In the end, Harrison lost. The judge, Richard Owen, himself a composer, said “did he deliberately use the music of ‘He’s So Fine’? I do not believe he did so deliberately. Nevertheless, it is clear that ‘My Sweet Lord’ is the very same song as ‘He’s So Fine’ with different words…this is under the law an infringement of copyright.” Harrison had to pay approximately $1.6 million, which was 3/4 of the North American royalties from the single and some of the album’s sales too. However, the case dragged on more and after appeals, that amount was reduced to approximately $587 000, with other courts finding Judge Owen’s finding overly harsh and also finding that Klein was negligent in his defense of Harrison.

The whole thing left the ex-Beatle understandably upset and “paranoid”. He said “99% of the popular music that is heard is reminiscent of something or other”. He had trouble writing any material for several years as a result. And one would think he worked as a cautionary tale for other artists in the future. Or at least those not called Radiohead or Vanilla Ice.

November 19 – Big Labels Got Bigger Still 35 Years Back

If you’re a record collector, you probably know many different labels by sight. Maybe admire the artwork; there were some cool designs and logos. The colorful sunset design and palm tree on the Island Records’ vinyl. The cool-looking guy in the hat and the shades on IRS ones. The bright Granny Smith-green apple on…yep, Apple.  And you probably think, “man, there are so many record companies!”. Well, yes and no. You might notice that we often refer to record “labels” here instead of companies. And there are a lot of record labels, to be sure. But record companies… well, these days there are really only three that matter, sadly enough. The industry is now down to basically the Big Three. The process has been happening for a number of decades, and it took a big step in that direction in 1987.

That was when, after lengthy negotiations, Sony bought out CBS Records for some $2 billion (equivalent to at least $4b now). CBS of course consisted primarily of Columbia Records but also included Epic Records and several other smaller imprints and at the time was home to stadium-filling acts like Bruce Springsteen, Michael Jackson and Journey. It accelerated the ongoing trend that’s seen more and more of the music business controlled by a small and decreasing number of mega-corporations. The process of merging and reducing competition in the music market has continued unabated since. Sony merged with BMG in 2004, and is now the second-largest “record” company in the world behind Universal.

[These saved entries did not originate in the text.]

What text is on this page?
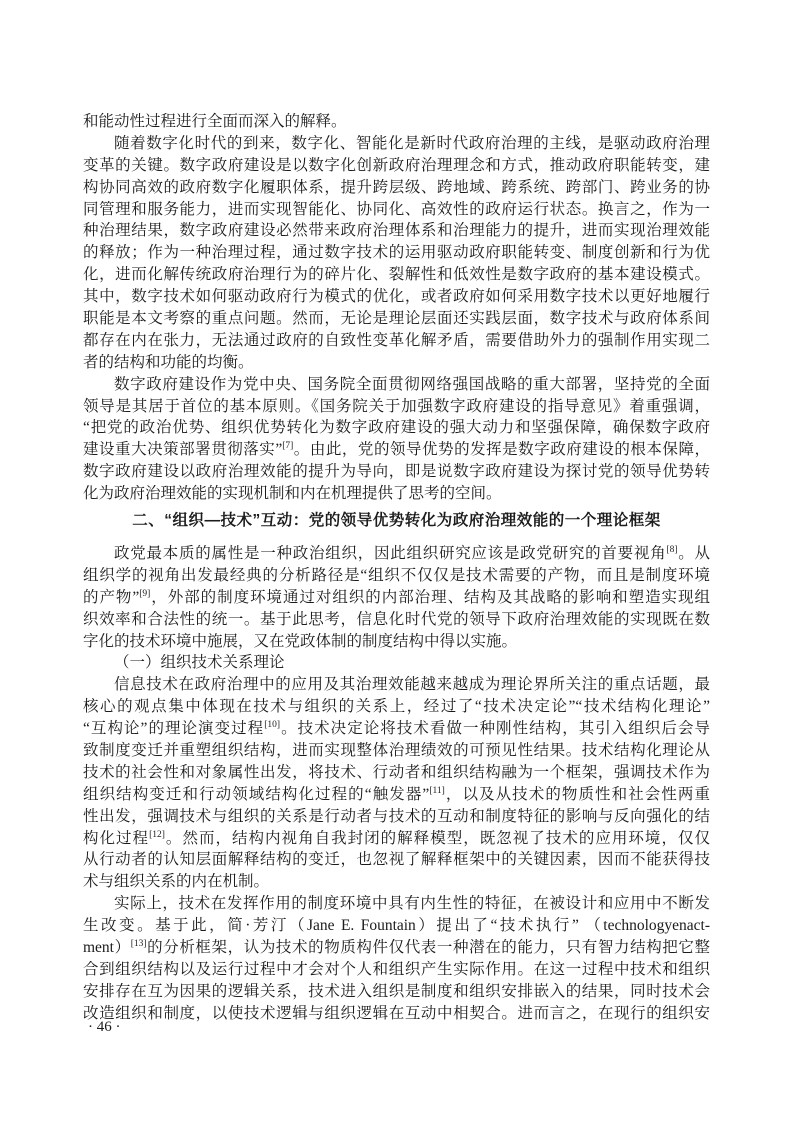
和能动性过程进行全面而深入的解释。
随着数字化时代的到来，数字化、智能化是新时代政府治理的主线，是驱动政府治理
变革的关键。数字政府建设是以数字化创新政府治理理念和方式，推动政府职能转变，建
构协同高效的政府数字化履职体系，提升跨层级、跨地域、跨系统、跨部门、跨业务的协
同管理和服务能力，进而实现智能化、协同化、高效性的政府运行状态。换言之，作为一
种治理结果，数字政府建设必然带来政府治理体系和治理能力的提升，进而实现治理效能
的释放；作为一种治理过程，通过数字技术的运用驱动政府职能转变、制度创新和行为优
化，进而化解传统政府治理行为的碎片化、裂解性和低效性是数字政府的基本建设模式。
其中，数字技术如何驱动政府行为模式的优化，或者政府如何采用数字技术以更好地履行
职能是本文考察的重点问题。然而，无论是理论层面还实践层面，数字技术与政府体系间
都存在内在张力，无法通过政府的自致性变革化解矛盾，需要借助外力的强制作用实现二
者的结构和功能的均衡。
数字政府建设作为党中央、国务院全面贯彻网络强国战略的重大部署，坚持党的全面
领导是其居于首位的基本原则。《国务院关于加强数字政府建设的指导意见》着重强调，
“把党的政治优势、组织优势转化为数字政府建设的强大动力和坚强保障，确保数字政府
建设重大决策部署贯彻落实”[7]。由此，党的领导优势的发挥是数字政府建设的根本保障，
数字政府建设以政府治理效能的提升为导向，即是说数字政府建设为探讨党的领导优势转
化为政府治理效能的实现机制和内在机理提供了思考的空间。
二、“组织—技术”互动：党的领导优势转化为政府治理效能的一个理论框架
政党最本质的属性是一种政治组织，因此组织研究应该是政党研究的首要视角[8]。从
组织学的视角出发最经典的分析路径是“组织不仅仅是技术需要的产物，而且是制度环境
的产物”[9]，外部的制度环境通过对组织的内部治理、结构及其战略的影响和塑造实现组
织效率和合法性的统一。基于此思考，信息化时代党的领导下政府治理效能的实现既在数
字化的技术环境中施展，又在党政体制的制度结构中得以实施。
（一）组织技术关系理论
信息技术在政府治理中的应用及其治理效能越来越成为理论界所关注的重点话题，最
核心的观点集中体现在技术与组织的关系上，经过了“技术决定论”“技术结构化理论”
“互构论”的理论演变过程[10]。技术决定论将技术看做一种刚性结构，其引入组织后会导
致制度变迁并重塑组织结构，进而实现整体治理绩效的可预见性结果。技术结构化理论从
技术的社会性和对象属性出发，将技术、行动者和组织结构融为一个框架，强调技术作为
组织结构变迁和行动领域结构化过程的“触发器”[11]，以及从技术的物质性和社会性两重
性出发，强调技术与组织的关系是行动者与技术的互动和制度特征的影响与反向强化的结
构化过程[12]。然而，结构内视角自我封闭的解释模型，既忽视了技术的应用环境，仅仅
从行动者的认知层面解释结构的变迁，也忽视了解释框架中的关键因素，因而不能获得技
术与组织关系的内在机制。
实际上，技术在发挥作用的制度环境中具有内生性的特征，在被设计和应用中不断发
生改变。基于此，简·芳汀（Jane E. Fountain）提出了“技术执行” （technologyenact-
ment）[13]的分析框架，认为技术的物质构件仅代表一种潜在的能力，只有智力结构把它整
合到组织结构以及运行过程中才会对个人和组织产生实际作用。在这一过程中技术和组织
安排存在互为因果的逻辑关系，技术进入组织是制度和组织安排嵌入的结果，同时技术会
改造组织和制度，以使技术逻辑与组织逻辑在互动中相契合。进而言之，在现行的组织安
· 46 ·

Universal itself bought out the “music” division of EMI in 2012 for $1.9 billion, although curiously EMI’s music publishing branch was sold to Sony at the same time for about $2 billion more. That branch was not insignifcant when you consider that EMI held the copyright on some 750 000 songs including those of the Beatles, Pink Floyd and literally thousands more artists.

Today the “big three” – Universal, Sony BMG and Warner – make up about 80% of music sales in the U.S. They also have tremendous clout with the media (for example, all three companies also have big movie divisions. Which record companies do you think Sony might like Sony Pictures to highlight in their soundtracks?). Now, when you buy a record or CD (assuming you still like hard copy music), you’ll see any number of different labels. For example, let’s say it might still be MCA, Interscope, Geffen, Island, A&M, Motown or EMI. But those are all a part of Universal Music, rather like how Chevy, GMC and Oldsmobile are all GM cars. As the Balance Careers point out, although some of those labels hire their own office staff and sign their own choice of artists, they answer to , and have their budget set by the big head office. The bottom line is if you’re an artist, even an established one, it’s increasingly difficult to play by your own rules or swim against the current if you want any sort of real sponsorship or promotion. Of course, in this day and age, the internet and particularly Youtube and social media make it pretty easy for you to put music out there without dealing with any record company. But the reality is, if you want to be a big star, you probably will have to do so by going through one of just three big office doors.